Aktenzeichen M 6 S 16.5727
FeV FeV § 46 Abs. 1 S. 1, Abs. 3
Leitsatz
1 Gemäß Nr. 11.2 der Anlage 4 zur FeV ist die sogenannte Tagesschläfrigkeit dazu geeignet, die Fahreignung zu beeinträchtigen bzw. auszuschließen. Die Schlafstörung „Obstruktives Schlafapnoe-Syndrom“ kann zu reduzierter Erholsamkeit des Schlafs und so zu Tagesschläfrigkeit führen. (redaktioneller Leitsatz)
2 Ist durch verkehrsmedizinisches Gutachten ein Schlafapnoe-Syndrom nachgewiesen, genügt eine Bescheinigung des HNO-Arztes, wonach es aufgrund Nutzung eines CPAP-Gerätes nicht mehr zu Ausfällen komme, nicht, um die Fahreignung anzunehmen. (redaktioneller Leitsatz)
Tenor
I. Der Antrag wird abgelehnt.
II. Der Antragsteller hat die Kosten des Verfahrens zu tragen.
III. Der Streitwert wird auf 12.500,00 EUR festgesetzt.
Gründe
I.
Der Antragsteller wendet sich gegen die Entziehung seiner Fahrerlaubnis der Klassen A, A2, A1, AM, B, BE, C, CE, C1, C1E, D, DE, D1, D1E, L und T.
Der Antragsteller stellte am … November 2015 bei der zuständigen Fahrerlaubnisbehörde Antrag auf Verlängerung der Gültigkeit einer befristeten Fahrerlaubnis (FE-Klassen: C, CE, D1, D1E, D, DE). Aus der Bescheinigung über die ärztliche Untersuchung des … … … Zentrums – Dr. H. vom … November 2015 ging hervor, dass bei dem Antragsteller die Erforderlichkeit einer weitergehenden Untersuchung wegen Schlafapnoe festgestellt wurde.
Mit Anordnung vom 1. März 2016 (zugestellt am 3.3.2016) wurde der Antragsteller zur Vorlage eines fachärztlichen Gutachtens einer Begutachtungsstelle für Fahreignung aufgefordert. Das geforderte Gutachten sollte klären, ob der Antragsteller trotz des diagnostizierten Schlafapnoe-Syndroms weiterhin den Anforderungen zum Führen von Kraftfahrzeugen der Gruppe 1 und 2 gerecht wird oder seine Kraftfahreignung beeinträchtigt bzw. ausgeschlossen ist.

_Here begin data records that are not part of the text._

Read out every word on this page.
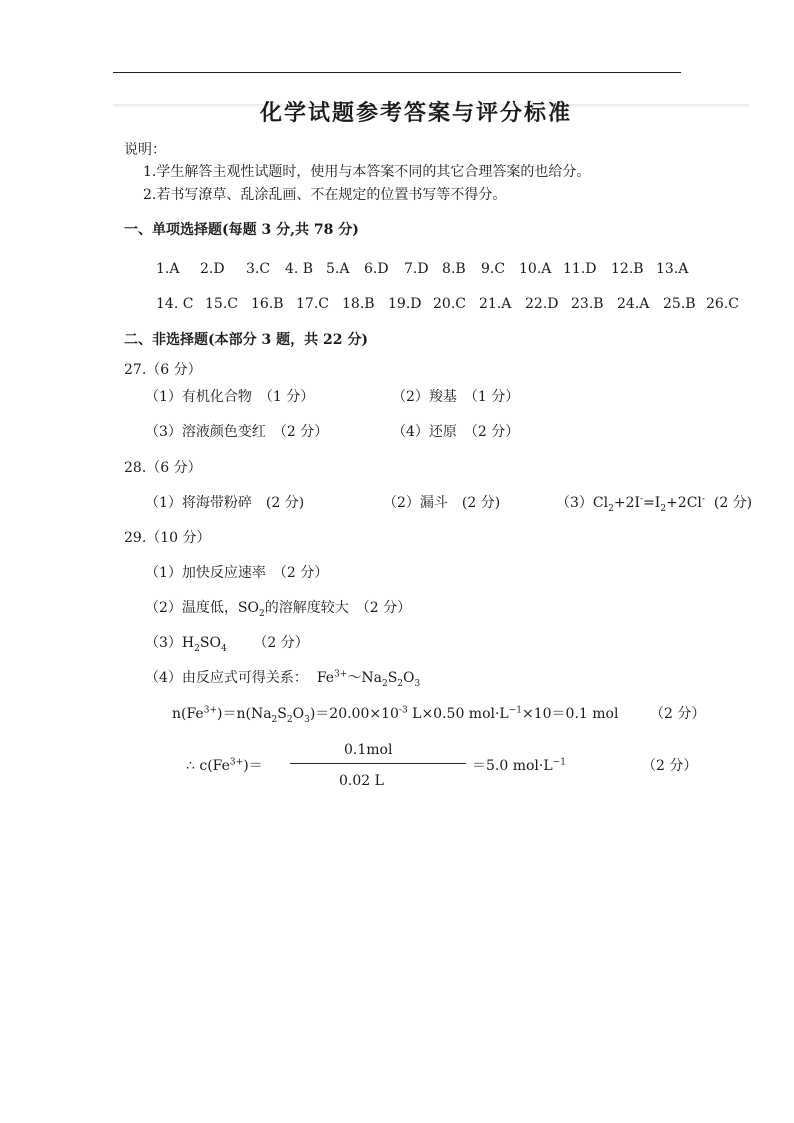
化学试题参考答案与评分标准
说明：
1.学生解答主观性试题时，使用与本答案不同的其它合理答案的也给分。
2.若书写潦草、乱涂乱画、不在规定的位置书写等不得分。
一、单项选择题(每题 3 分,共 78 分)
1.A 2.D 3.C 4. B 5.A 6.D 7.D 8.B 9.C 10.A 11.D 12.B 13.A
14. C 15.C 16.B 17.C 18.B 19.D 20.C 21.A 22.D 23.B 24.A 25.B 26.C
二、非选择题(本部分 3 题，共 22 分)
27.（6 分）
（1）有机化合物　（1 分）	（2）羧基　（1 分）
（3）溶液颜色变红　（2 分）	（4）还原　（2 分）
28.（6 分）
（1）将海带粉碎　(2 分)	（2）漏斗　(2 分)	$(3)Cl_2+2I^-=I_2+2Cl^-$ (2 分)
29.（10 分）
（1）加快反应速率　（2 分）
（2）温度低，$SO_2$的溶解度较大　（2 分）
$(3)H_2SO_4$ （2 分）
（4）由反应式可得关系：  $Fe^{3+}\sim Na_2S_2O_3$
$n(Fe^{3+})=n(Na_2S_2O_3)=20.00\times 10^{-3}$ L×0.50 $mol\cdot L^{-1}\times 10=0.1$ mol （2 分）
∴ $c(Fe^{3+})=$
0.1mol
0.02 L
＝5.0 $mol\cdot L^{-1}$	（2 分）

Ebenfalls am … März 2016 legte der Antragsteller der Fahrerlaubnisbehörde ein ärztliches Attest des HNO-Arztes Dr. B. vom … März 2015 vor, aus dem sich ergab, dass der Antragsteller an einem Schlafapnoe-Syndrom leidet und sich kontinuierlich und regelmäßig einer CPAP-Therapie (Continuous Positive Airway Pressure – Therapie) unterziehen muss.

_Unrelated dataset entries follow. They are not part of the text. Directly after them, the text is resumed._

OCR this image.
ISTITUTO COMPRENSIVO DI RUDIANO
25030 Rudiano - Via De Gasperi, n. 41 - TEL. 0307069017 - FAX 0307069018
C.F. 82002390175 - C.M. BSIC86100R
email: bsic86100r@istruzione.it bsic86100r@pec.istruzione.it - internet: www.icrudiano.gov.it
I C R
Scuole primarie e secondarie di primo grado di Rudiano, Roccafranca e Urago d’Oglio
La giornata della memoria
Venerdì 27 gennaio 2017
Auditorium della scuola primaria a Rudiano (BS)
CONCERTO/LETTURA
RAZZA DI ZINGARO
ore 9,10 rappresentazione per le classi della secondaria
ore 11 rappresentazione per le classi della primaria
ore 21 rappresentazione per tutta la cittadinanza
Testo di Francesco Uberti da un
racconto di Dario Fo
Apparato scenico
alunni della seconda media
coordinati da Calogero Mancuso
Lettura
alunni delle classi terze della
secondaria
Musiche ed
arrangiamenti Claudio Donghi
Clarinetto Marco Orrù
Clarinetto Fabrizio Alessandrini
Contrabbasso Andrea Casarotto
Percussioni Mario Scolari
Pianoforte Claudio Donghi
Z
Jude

Aufgrund dieses Attestes kam die Fahrerlaubnisbehörde damals zu dem Ergebnis, dass vorerst keine weitere Begutachtung erforderlich sei und die Fahrerlaubnis antragsgemäß verlängert werden könne. Die Fahrerlaubnis des Antragstellers wurde deshalb verlängert.
Mit Schreiben vom 29. Mai 2016 legte der Antragsteller Beschwerde gegen die Mahnung der Fahrerlaubnisbehörde bezüglich der Kostentragung für die Begutachtungsanordnung ein. Die Fahrerlaubnisbehörde leitete den Vorgang deshalb an die als Aufsichtsbehörde zuständige Regierung weiter.
Diese teilte der Fahrerlaubnisbehörde mit, dass das vom Antragsteller vorgelegte ärztliche Attest des HNO-Arztes Dr. B. nicht die fachärztliche Begutachtung einer amtlich anerkannten Begutachtungsstelle ersetzen könne. Die Aufsichtsbehörde wies darauf hin, dass sie eine unverzügliche Einleitung eines Verfahrens zur gutachterlichen Überprüfung der Kraftfahreignung des Antragstellers für angezeigt halte.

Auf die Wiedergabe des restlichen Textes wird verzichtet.